District, which labels itself an “American kitchen and wine bar,” goes out of its way to create an identity distinct from the hotel it occupies. The restaurant has its own Web site and its own entrance facing the corner of Third Street and Van Buren, approximately halfway between the Van Buren / Central Avenue (northbound) and Van Buren / 1st Avenue (southbound) stations and the 3rd St. / Washington (westbound) and the 3rd St. / Jefferson (eastbound) stations. Enter through this door and there’s a lounge and bar on the right and a host station for the dining room on the left. Past the host station, there are three dining rooms with high ceilings, a smaller room for private dining, and an appealing patio.
District takes its “American kitchen” theme seriously. The emphasis is on classic American dishes with modern twists, and ingredients are sourced locally when feasible. In fact, the restaurant’s Web site and menu go out of their way to name-check Arizona purveyors such as the Farm at South Mountain, Schreiner’s Sausage, Nimbus Brewery, and Desert Sweet Shrimp. The approach extends to the bar where 10 domestic microbrews are on tap, including interesting choices like Rogue Dead Guy Ale. The wines also appear to be 100% of U.S. origin.
The ingredient quality shows in the food, which seems to hitting the right notes at every step in the menu. Appetizers include items as simple as local greens with goat cheese and vinaigrette dressing and baked tomato soup, which combines a nice tangy flavor with a generous topping of melted fontina cheese. In the entree department, chicken pot pie (center photo below) might sound like a TV-dinner cliche, but this version never could have come out of a metal tray. There’s a billowy roof of puff pastry over generous chunks of white meat, and instead of mere potato chunks, there are little potato dumplings mixed in.
The kitchen also does well with seafood. Wild salmon on a cedar plank is paired with risotto adorned with shrimp and asparagus. It’s not a strikingly original preparation, but it’s an accomplished one. The fish and chips entree features golden pieces of Alaskan cod and thin fries seasoned with the Old Bay blend. There’s a nice house-made tartar sauce on the side.
If these choices sound tasty but not necessarily innovative, same room for dessert. This is where it gets interesting. Pumpkin Whoopie Pie (right photo below) makes sense as a fall dessert, but this is not like grandma’s pumpkin pie (as delicious as that may be). This “pie” is actually three little sandwiches in which macaroon-like, pumpkin-rich creations enclose a creamy center. If that decadence isn’t enough, there’s also a bourbon malt shake served on the side.
Although District has had a strong enough debut to impress some of the Sheraton’s most outspoken critics, there are a few opportunities for improvement.
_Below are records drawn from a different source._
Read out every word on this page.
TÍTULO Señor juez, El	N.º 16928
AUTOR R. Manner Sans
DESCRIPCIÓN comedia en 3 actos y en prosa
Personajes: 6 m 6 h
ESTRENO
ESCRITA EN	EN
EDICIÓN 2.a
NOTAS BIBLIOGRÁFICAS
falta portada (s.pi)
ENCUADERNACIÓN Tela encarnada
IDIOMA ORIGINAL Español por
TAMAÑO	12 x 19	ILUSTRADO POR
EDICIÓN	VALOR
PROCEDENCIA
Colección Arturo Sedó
The first would be to add daily specials to the menu. Since District emphasizes fresh and local ingredients, there’s no reason not to give the kitchen room to play with them. Similarly, the wine bar aspect of District needs some upgrading. The wine selection will please most every palate with solid selections like Erath Pinot Noir, but it would be good to have some more offbeat, undiscovered wines on the list. Likewise, the addition of flights would add some genuine wine bar credibility.
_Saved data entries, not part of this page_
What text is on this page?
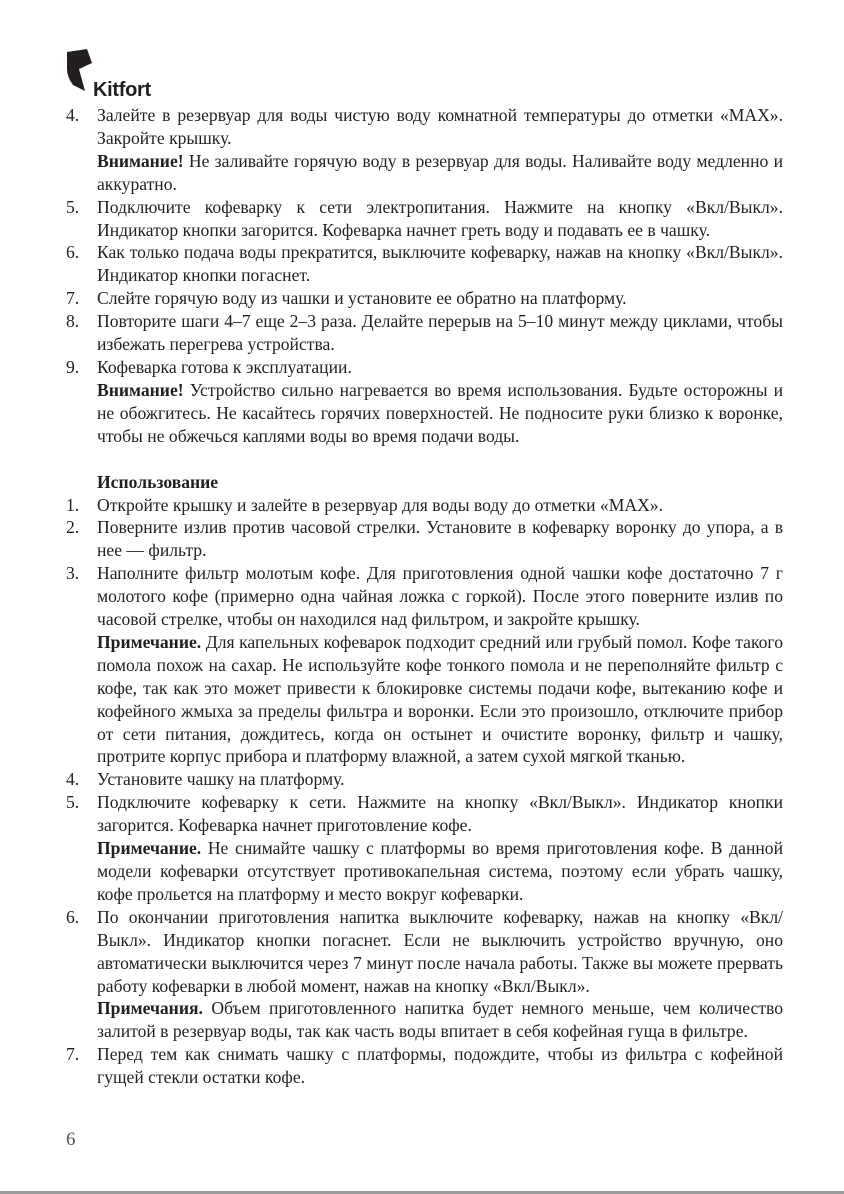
Kitfort
4.	Залейте в резервуар для воды чистую воду комнатной температуры до отметки «MAX». Закройте крышку.
Внимание! Не заливайте горячую воду в резервуар для воды. Наливайте воду медленно и аккуратно.
5.	Подключите кофеварку к сети электропитания. Нажмите на кнопку «Вкл/Выкл». Индикатор кнопки загорится. Кофеварка начнет греть воду и подавать ее в чашку.
6.	Как только подача воды прекратится, выключите кофеварку, нажав на кнопку «Вкл/Выкл». Индикатор кнопки погаснет.
7.	Слейте горячую воду из чашки и установите ее обратно на платформу.
8.	Повторите шаги 4–7 еще 2–3 раза. Делайте перерыв на 5–10 минут между циклами, чтобы избежать перегрева устройства.
9.	Кофеварка готова к эксплуатации.
Внимание! Устройство сильно нагревается во время использования. Будьте осторожны и не обожгитесь. Не касайтесь горячих поверхностей. Не подносите руки близко к воронке, чтобы не обжечься каплями воды во время подачи воды.
Использование
1.	Откройте крышку и залейте в резервуар для воды воду до отметки «MAX».
2.	Поверните излив против часовой стрелки. Установите в кофеварку воронку до упора, а в нее — фильтр.
3.	Наполните фильтр молотым кофе. Для приготовления одной чашки кофе достаточно 7 г молотого кофе (примерно одна чайная ложка с горкой). После этого поверните излив по часовой стрелке, чтобы он находился над фильтром, и закройте крышку.
Примечание. Для капельных кофеварок подходит средний или грубый помол. Кофе такого помола похож на сахар. Не используйте кофе тонкого помола и не переполняйте фильтр с кофе, так как это может привести к блокировке системы подачи кофе, вытеканию кофе и кофейного жмыха за пределы фильтра и воронки. Если это произошло, отключите прибор от сети питания, дождитесь, когда он остынет и очистите воронку, фильтр и чашку, протрите корпус прибора и платформу влажной, а затем сухой мягкой тканью.
4.	Установите чашку на платформу.
5.	Подключите кофеварку к сети. Нажмите на кнопку «Вкл/Выкл». Индикатор кнопки загорится. Кофеварка начнет приготовление кофе.
Примечание. Не снимайте чашку с платформы во время приготовления кофе. В данной модели кофеварки отсутствует противокапельная система, поэтому если убрать чашку, кофе прольется на платформу и место вокруг кофеварки.
6.	По окончании приготовления напитка выключите кофеварку, нажав на кнопку «Вкл/Выкл». Индикатор кнопки погаснет. Если не выключить устройство вручную, оно автоматически выключится через 7 минут после начала работы. Также вы можете прервать работу кофеварки в любой момент, нажав на кнопку «Вкл/Выкл».
Примечания. Объем приготовленного напитка будет немного меньше, чем количество залитой в резервуар воды, так как часть воды впитает в себя кофейная гуща в фильтре.
7.	Перед тем как снимать чашку с платформы, подождите, чтобы из фильтра с кофейной гущей стекли остатки кофе.
6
District’s service is generally quite good in terms of knowledge of the menu and responsiveness to customer needs. The restaurant recently added a children’s menu with the same attention to quality as its adult counterpart. Kids may be offered familiar standbys like grilled cheese and tomato soup, but the ingredient quality is several notches above typical kiddie fare. Families with young children may be more comfortable eating on the patio, which is more casual than the dining room. Fulfilling its role as hotel restaurant, District serves three meals a day, seven days a week.